Statt die Therapie wie bisher primär am Phänotyp, also an der Symptomatik auszurichten, wird man sich künftig stärker am Endotyp orientieren, sprich Biomarker nutzen, um die Therapie zu steuern, prophezeite Agusti. Die GOLD-Gruppe (Global Initiative on Chronic-Obstructive Lung Disease) sei schon auf dem richtigen Weg, weil sie nicht mehr allein die Lungenfunktion in Patientenklassifikation und Therapieplanung einbezieht, sondern auch Symptome und Exazerbationsrisiko. Das reiche aber noch nicht aus.

Patientenmanagement soll individueller werden

Gemeinsam mit elf anderen GOLD-Mitgliedern, darunter aus Deutschland Prof. Claus Vogelmeier, Chef der Pneumologie am Universitätsklinikum Marburg, hat Agusti das Konzept der „treatable traits“ entwickelt, das ein noch individuelleres Patientenmanagement erlauben soll. Denn im klinischen Alltag lassen sich Patienten meist nicht so sauber einteilen, wie GOLD dies vorsieht: „Das Vorliegen eines Phänotyps schließt einen zweiten nicht aus“, betonte Agusti.

Im Einzelfall sähe das dann so aus: Bei einem Erwachsenen mit entsprechenden Symptomen besteht das Minimalprogramm nach Anamnese und klinischer Untersuchung aus Spirometrie, der Bestimmung von NO im Exhalat und der Eosinophilen im Blut. Ergibt sich daraus ein starker Hinweis auf eine chronische Atemwegserkrankung, werden die behandelbaren Charakteristika identifiziert — wohlgemerkt, ohne Umweg über die Ausstellung einer exakten Diagnose — und therapiert.

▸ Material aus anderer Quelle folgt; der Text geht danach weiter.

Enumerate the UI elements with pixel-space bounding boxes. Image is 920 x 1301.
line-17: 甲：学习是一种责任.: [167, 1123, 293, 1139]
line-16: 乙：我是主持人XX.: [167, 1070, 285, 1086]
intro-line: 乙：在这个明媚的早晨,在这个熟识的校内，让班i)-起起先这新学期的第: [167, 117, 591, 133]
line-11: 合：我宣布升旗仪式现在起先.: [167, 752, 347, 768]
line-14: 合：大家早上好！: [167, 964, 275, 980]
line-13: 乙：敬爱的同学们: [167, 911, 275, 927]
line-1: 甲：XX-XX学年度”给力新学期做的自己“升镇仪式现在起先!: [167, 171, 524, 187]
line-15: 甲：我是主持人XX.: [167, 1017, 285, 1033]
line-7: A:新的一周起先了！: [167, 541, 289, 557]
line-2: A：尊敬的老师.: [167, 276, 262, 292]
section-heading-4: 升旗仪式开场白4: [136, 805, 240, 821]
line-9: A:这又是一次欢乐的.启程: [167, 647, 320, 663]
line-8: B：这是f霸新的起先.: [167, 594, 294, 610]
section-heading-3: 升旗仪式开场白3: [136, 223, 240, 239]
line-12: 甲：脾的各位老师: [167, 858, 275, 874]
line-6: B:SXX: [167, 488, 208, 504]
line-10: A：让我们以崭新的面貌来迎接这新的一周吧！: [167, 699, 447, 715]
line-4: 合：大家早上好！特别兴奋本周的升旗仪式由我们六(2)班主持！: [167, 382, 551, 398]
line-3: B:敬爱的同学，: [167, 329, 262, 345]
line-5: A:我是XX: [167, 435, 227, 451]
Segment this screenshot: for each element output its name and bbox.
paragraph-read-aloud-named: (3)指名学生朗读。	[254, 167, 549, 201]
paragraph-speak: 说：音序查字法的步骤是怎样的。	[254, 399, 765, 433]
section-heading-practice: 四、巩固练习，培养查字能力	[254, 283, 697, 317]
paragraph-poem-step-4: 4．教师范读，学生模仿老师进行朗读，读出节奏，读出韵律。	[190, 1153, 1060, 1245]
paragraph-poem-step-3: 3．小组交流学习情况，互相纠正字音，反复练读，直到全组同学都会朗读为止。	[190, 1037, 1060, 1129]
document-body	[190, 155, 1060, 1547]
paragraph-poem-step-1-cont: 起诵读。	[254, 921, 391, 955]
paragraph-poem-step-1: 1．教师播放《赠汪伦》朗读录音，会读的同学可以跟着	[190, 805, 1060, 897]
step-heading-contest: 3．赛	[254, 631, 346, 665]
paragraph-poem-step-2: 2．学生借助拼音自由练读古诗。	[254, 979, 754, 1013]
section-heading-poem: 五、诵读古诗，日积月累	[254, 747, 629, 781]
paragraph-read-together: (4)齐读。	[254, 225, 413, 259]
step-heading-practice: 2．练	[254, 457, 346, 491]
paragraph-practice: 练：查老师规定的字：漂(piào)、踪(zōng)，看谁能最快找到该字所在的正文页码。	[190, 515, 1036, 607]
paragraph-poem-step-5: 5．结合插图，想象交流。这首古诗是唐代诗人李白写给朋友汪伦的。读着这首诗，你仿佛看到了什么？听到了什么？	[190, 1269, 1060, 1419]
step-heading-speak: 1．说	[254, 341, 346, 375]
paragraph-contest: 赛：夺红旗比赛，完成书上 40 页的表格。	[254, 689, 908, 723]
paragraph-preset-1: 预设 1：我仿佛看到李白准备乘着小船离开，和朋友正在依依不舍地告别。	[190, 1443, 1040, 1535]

Die Obstruktion aufgrund eines erhöhten Muskeltonus in den Atemwegen wäre also ein Fall für potente Bronchodilatatoren, beispielsweise würden bei einer eosinophilen Entzündung inhalative Steroide ihren Platz finden und bei einer bakteriellen Kolonisation Antibiotika. Bisher gibt es drei Listen mit treatable traits — pulmonale, extrapulmonale sowie Lebensstil/Verhalten —, die aber natürlich jederzeit ergänzt werden können. Diagnostik wird also nicht überflüssig, aber die strategische Ausrichtung ändert sich.

Fallen die Grenzen zwischen Asthma und COPD?

Natürlich können — und werden wahrscheinlich meistens — mehrere treatable traits im selben Patienten koexistieren. Der Charme des Konzepts liegt darin, dass man primär anschaut, was da ist und das behandelt, ohne sich lange mit der Differenzialdiagnose aufzuhalten. „Wir stellen tatsächlich auch die Frage, welche Bedeutung die Unterscheidung von Asthma und COPD noch hat“, meinte Agusti.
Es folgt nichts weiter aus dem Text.